Guanabo (Cuba) de notre envoyé spécial
La vieille bâche, tendue sur quatre piquets fichés dans le sable, fait un
petit coin d'ombre sur la plage écrasée par le soleil tropical. Serveuse à La Havane,
Maïté Pantoja se rafraîchit à Guanabo, l'une des "plages de l'Est"

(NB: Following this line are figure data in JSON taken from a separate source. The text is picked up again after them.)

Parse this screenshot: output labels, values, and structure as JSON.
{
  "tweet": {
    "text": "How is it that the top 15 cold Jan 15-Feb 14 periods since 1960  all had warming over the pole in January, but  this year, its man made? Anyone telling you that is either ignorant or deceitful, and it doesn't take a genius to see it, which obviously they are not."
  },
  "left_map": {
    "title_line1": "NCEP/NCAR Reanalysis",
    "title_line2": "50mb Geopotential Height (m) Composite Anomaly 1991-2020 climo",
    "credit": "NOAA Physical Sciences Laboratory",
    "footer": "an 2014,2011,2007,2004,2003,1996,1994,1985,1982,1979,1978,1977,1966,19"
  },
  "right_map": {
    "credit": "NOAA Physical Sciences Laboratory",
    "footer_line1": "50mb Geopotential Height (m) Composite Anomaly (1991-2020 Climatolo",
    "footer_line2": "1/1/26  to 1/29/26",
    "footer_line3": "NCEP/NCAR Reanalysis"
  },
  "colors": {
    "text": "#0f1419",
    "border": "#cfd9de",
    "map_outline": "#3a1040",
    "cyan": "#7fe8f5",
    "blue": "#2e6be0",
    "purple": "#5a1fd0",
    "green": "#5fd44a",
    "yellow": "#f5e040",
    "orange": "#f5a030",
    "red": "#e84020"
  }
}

qui s'étirent entre la capitale et Matanzas. Sous l'auvent de fortune, un sac
avec de maigres provisions et des bouteilles en plastique remplies d'eau du
robinet. "Je travaille dans un restaurant pour Cubains, en monnaie
nationale et sans pourboire. Avec mon salaire mensuel de 128 pesos (environ
5 €), j'ai tout juste de quoi me payer le bus, 10 pesos (0,4 €),
aller et retour, pour passer de temps en temps une journée à la plage",
calcule Maïté, dont la peau noire tranche sur le sable blanc. Pour la plupart
des baigneurs qui barbotent dans l'eau calme et peu profonde, pas question de
louer un parasol à un dollar (26 pesos) ou une chaise longue. Comme toutes les
plages de l'Est, en cette période de chaleur estivale, Guanabo est noire de
monde. A part un couple d'Italiens, dont la femme est la seule à se bronzer
sans soutien-gorge, il n'y a que des Cubains ce samedi à Guanabo. Ils sont
arrivés de La Havane entassés à bord de guaguas, les vieux bus
essoufflés, ou dans des camions rescapés du camp socialiste. Certains, comme
Pedro et son amie Maria, ont préféré débourser 40 pesos (1,6 €),
aller et retour, pour le confort tout relatif d'une Plymouth 1956 reconvertie en
taxi collectif.
"PÉRIODE SPÉCIALE"
Des gamins construisent des châteaux de sable, comme sur toutes les plages
du monde. Le plus souvent avec leurs mains, sans pelle et sans seau. En guise de
maillot, des hommes ont enfilé un vieux short et leurs compagnes se baignent en
tee-shirt. L'austérité de la société cubaine, aggravée par plus de dix ans
de " période spéciale"- l'euphémisme
qualifiant le brutal ajustement qui a suivi la disparition du bloc soviétique -,
est patente sur ces plages où le superflu désigne le touriste étranger ou le
parent venu de Miami.
Les deux caméras vidéo aperçues à Guanabo appartiennent à des Cubano-Américains.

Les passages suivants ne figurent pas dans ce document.